Chailease Holding Co Ltd (中租控股), the nation’s top leasing services provider, is cautiously optimistic about this year after posting record earnings for last year and said the COVID-19 pandemic would have a limited impact on its business in China.
The company has lowered its loan growth target to between 5 and 10 percent this year, down from a previous target of 10 to 15 percent due to the current macroeconomic situation, it said in an online conference call on Tuesday last week.
To address the asset quality issue in China, it has also increased its general provision ratio for operations there to 1.7 percent, an increase of between 1 and 1.2 percent from last year.
It has 49 branches in China, including one in Wuhan, the center of the outbreak in China.
Operations in Wuhan last year accounted for about 2 percent of its business volume in the country and less than 1 percent of total business volume.
Chailease said it has handled its operations well during the outbreak through payment postponement and loan restructuring for some portfolios in China — accounting for 3 percent of its Chinese loan book — and expects its overall business to resume growing once the pandemic subsides.
It reported net income last year of NT$15.47 billion (US$511.64 million), a 15.7 percent increase from NT$13.37 billion in 2018, with earnings per share of NT$11.65 and annual return on equity of 24 percent.
It attributed the strong performance to China loan growth, lower funding costs and solid asset quality.
Revenue last year expanded 17.16 percent to NT$59.13 billion, while the delinquency ratio was 2.7 percent for Taiwan operations, improving from 2.8 percent a year earlier, and the ratio in China also improved from 2.1 percent to 1.9 percent.
Taiwan, China and ASEAN generated 51 percent, 41 percent and 5 percent of profits respectively last year, with its solar power business making up the rest, company data showed.
To maintain a stable asset-equity ratio — a leverage gauge that indicates the portion of its assets that are financed by shareholders — and its long-term business development, Chailease plans to raise new capital by issuing up to 150 million preferred shares in Taiwan during the second half of the year, it said.

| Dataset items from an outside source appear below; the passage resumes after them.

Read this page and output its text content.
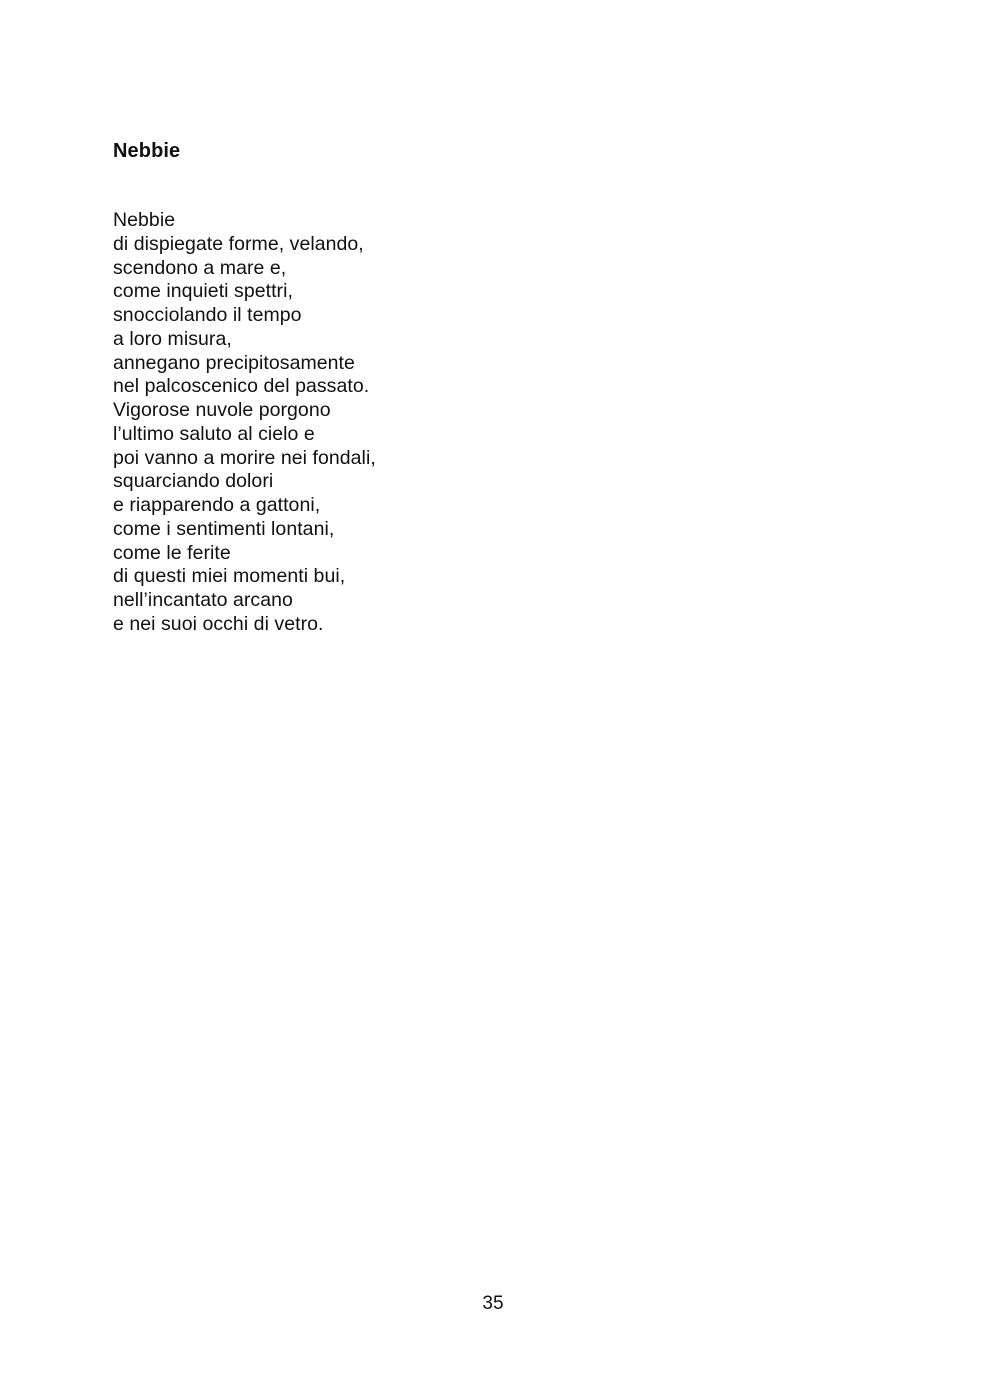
Nebbie
Nebbie
di dispiegate forme, velando,
scendono a mare e,
come inquieti spettri,
snocciolando il tempo
a loro misura,
annegano precipitosamente
nel palcoscenico del passato.
Vigorose nuvole porgono
l’ultimo saluto al cielo e
poi vanno a morire nei fondali,
squarciando dolori
e riapparendo a gattoni,
come i sentimenti lontani,
come le ferite
di questi miei momenti bui,
nell’incantato arcano
e nei suoi occhi di vetro.
35
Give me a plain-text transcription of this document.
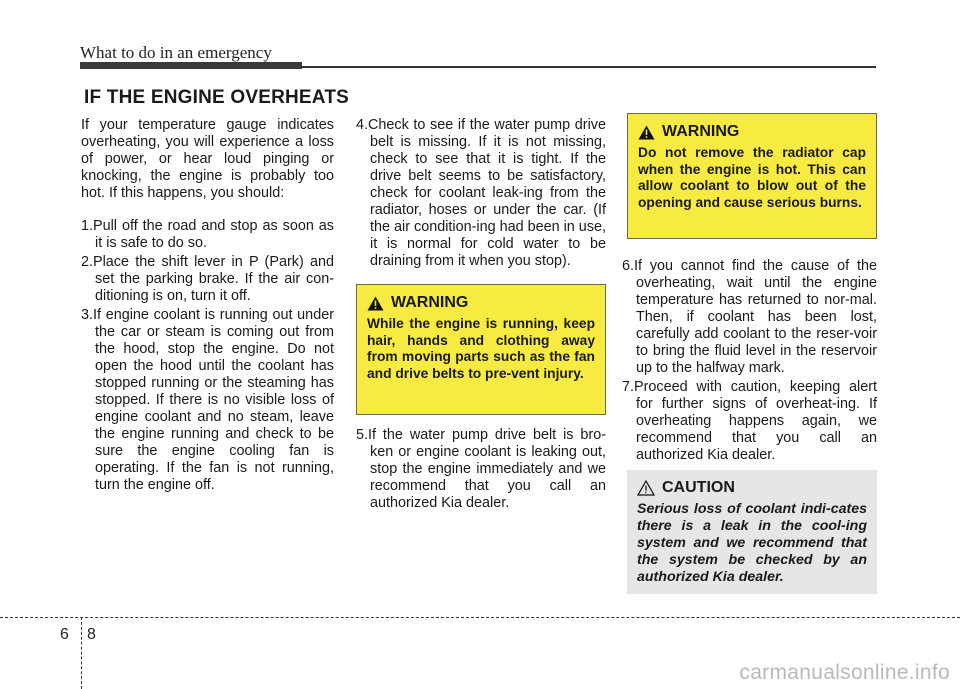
What to do in an emergency
IF THE ENGINE OVERHEATS

If your temperature gauge indicates overheating, you will experience a loss of power, or hear loud pinging or knocking, the engine is probably too hot. If this happens, you should:

1.Pull off the road and stop as soon as it is safe to do so.

2.Place the shift lever in P (Park) and set the parking brake. If the air con-ditioning is on, turn it off.

3.If engine coolant is running out under the car or steam is coming out from the hood, stop the engine. Do not open the hood until the coolant has stopped running or the steaming has stopped. If there is no visible loss of engine coolant and no steam, leave the engine running and check to be sure the engine cooling fan is operating. If the fan is not running, turn the engine off.

4.Check to see if the water pump drive belt is missing. If it is not missing, check to see that it is tight. If the drive belt seems to be satisfactory, check for coolant leak-ing from the radiator, hoses or under the car. (If the air condition-ing had been in use, it is normal for cold water to be draining from it when you stop).

WARNING
While the engine is running, keep hair, hands and clothing away from moving parts such as the fan and drive belts to pre-vent injury.

5.If the water pump drive belt is bro-ken or engine coolant is leaking out, stop the engine immediately and we recommend that you call an authorized Kia dealer.

WARNING
Do not remove the radiator cap when the engine is hot. This can allow coolant to blow out of the opening and cause serious burns.

6.If you cannot find the cause of the overheating, wait until the engine temperature has returned to nor-mal. Then, if coolant has been lost, carefully add coolant to the reser-voir to bring the fluid level in the reservoir up to the halfway mark.

7.Proceed with caution, keeping alert for further signs of overheat-ing. If overheating happens again, we recommend that you call an authorized Kia dealer.

CAUTION
Serious loss of coolant indi-cates there is a leak in the cool-ing system and we recommend that the system be checked by an authorized Kia dealer.
6 8
carmanualsonline.info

“We continue to hold a long-term positive view, and position Chailease as the best play within China’s leasing sector,” DBS Bank (Hong Kong) Ltd analysts Ken Shih (施耕宇) and Sam Lu said in a note on Wednesday.
However, Yuanta Securities Investment Consulting Co (元大投顧) analyst Peggy Shih (施姵帆) said in a separate note issued on Tuesday that she remained neutral on Chailease.
“The COVID-19 outbreak will likely impact the company’s clients, especially in China,” she said.